In the cool night outside Marius's town house, Gaius weighed up his options for the hours before dawn. As usual, the dark city was far from quiet and he didn't feel ready for sleep. Traders and cart drivers swore at each other, smiths hammered, somebody laughed in a nearby house, and he could hear crockery being smashed. The
city was a place of life in a way the estate could never match. Gaius loved it.
He could go and listen to the orators in the forum by torchlight, perhaps joining in one of the endless debates with other young nobles until the dawn made them all go home. Or he could seek out Diracius's home and satisfy other appetites. Wiser not to venture alone through the dark streets, he thought, remembering Marius's warnings about the various raptores who lurked in the dim alleys, ready for theft or murder. The city was not safe at night and it was easy to become lost in the maze of unnamed, twisting streets. One wrong turning could lead a wanderer into an alley filled with piles of human filth and great pools of urine, though the smell was usually enough of a warning.

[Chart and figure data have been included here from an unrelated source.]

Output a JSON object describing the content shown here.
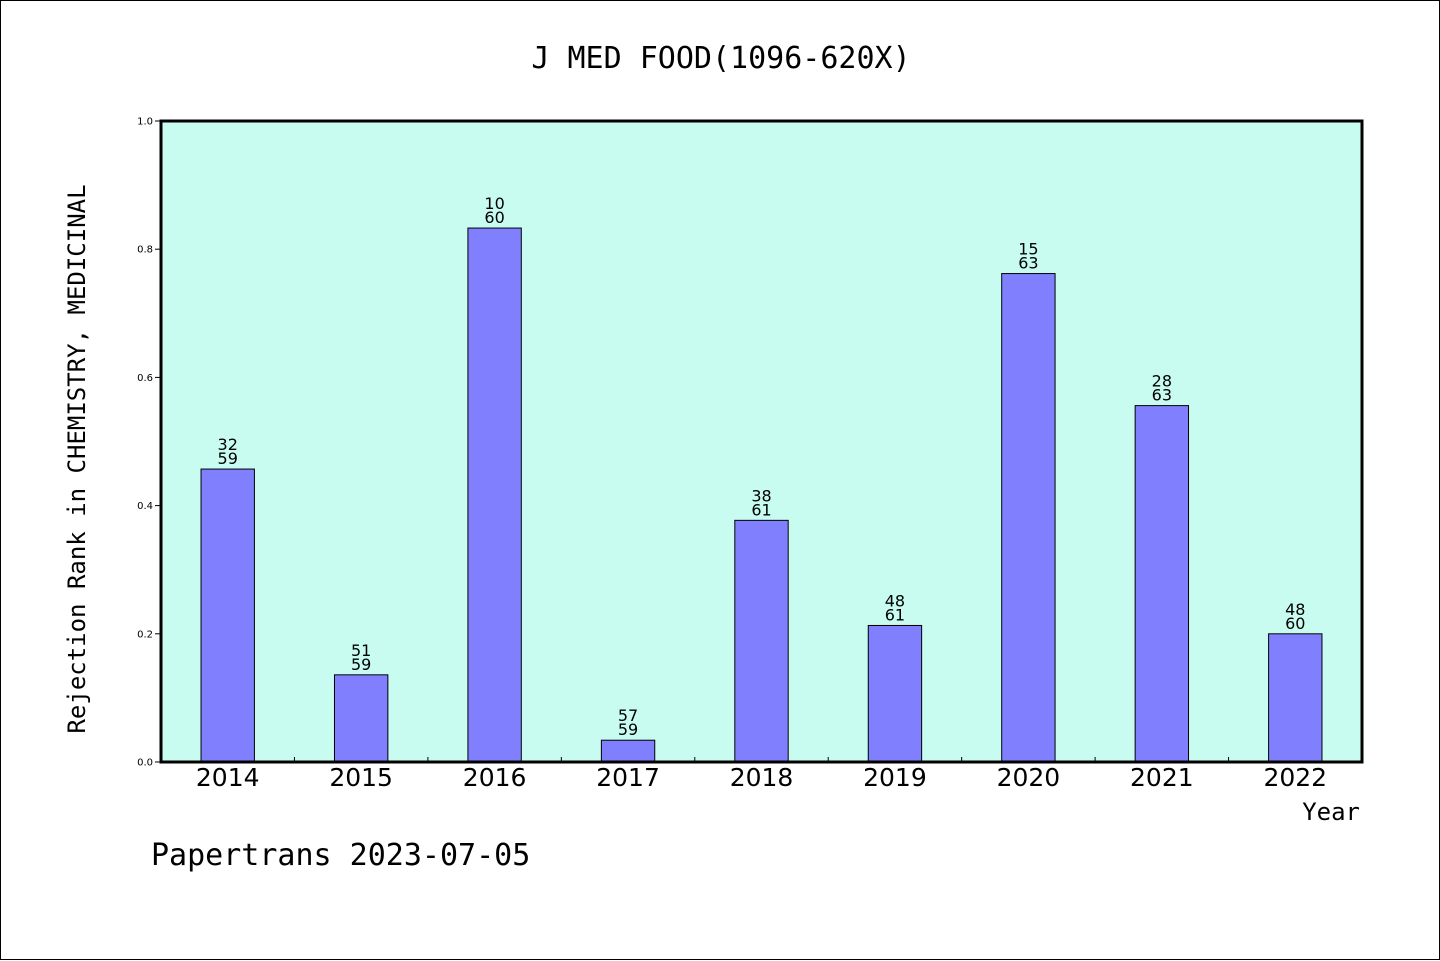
{
  "colors": {
    "plot_background": "#c8fcf0",
    "bar_fill": "#8080ff",
    "bar_stroke": "#000000",
    "axis": "#000000",
    "page_background": "#ffffff"
  },
  "footer": {
    "text": "Papertrans 2023-07-05"
  },
  "chart_data": {
    "type": "bar",
    "title": "J MED FOOD(1096-620X)",
    "xlabel": "Year",
    "ylabel": "Rejection Rank in CHEMISTRY, MEDICINAL",
    "ylim": [
      0,
      1.0
    ],
    "yticks": [
      "0.0",
      "0.2",
      "0.4",
      "0.6",
      "0.8",
      "1.0"
    ],
    "grid": false,
    "categories": [
      "2014",
      "2015",
      "2016",
      "2017",
      "2018",
      "2019",
      "2020",
      "2021",
      "2022"
    ],
    "values": [
      0.457,
      0.136,
      0.833,
      0.034,
      0.377,
      0.213,
      0.762,
      0.556,
      0.2
    ],
    "bar_labels": [
      [
        "32",
        "59"
      ],
      [
        "51",
        "59"
      ],
      [
        "10",
        "60"
      ],
      [
        "57",
        "59"
      ],
      [
        "38",
        "61"
      ],
      [
        "48",
        "61"
      ],
      [
        "15",
        "63"
      ],
      [
        "28",
        "63"
      ],
      [
        "48",
        "60"
      ]
    ]
  }
}
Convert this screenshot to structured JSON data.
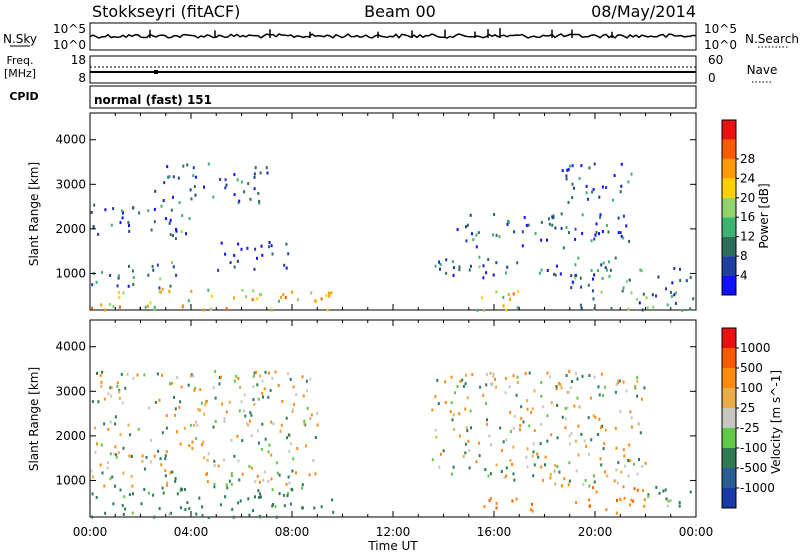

A month before, he might have gathered companions for a wild night, but the face of one girl had been appearing more and more in his thoughts. Far from dwindling, his longing for her seemed to be fired by contact rather than quenched. Cornelia would be thinking of him in her father's estate rooms. He would go to her and scale the outer wall, slipping past her father's house guards one more time.
He grinned to himself, remembering the sudden fear as he had slipped during the last climb, hanging above the hard stones of the street below. It was getting so he knew every inch of that wall, but one mistake would earn him a pair of broken legs or worse.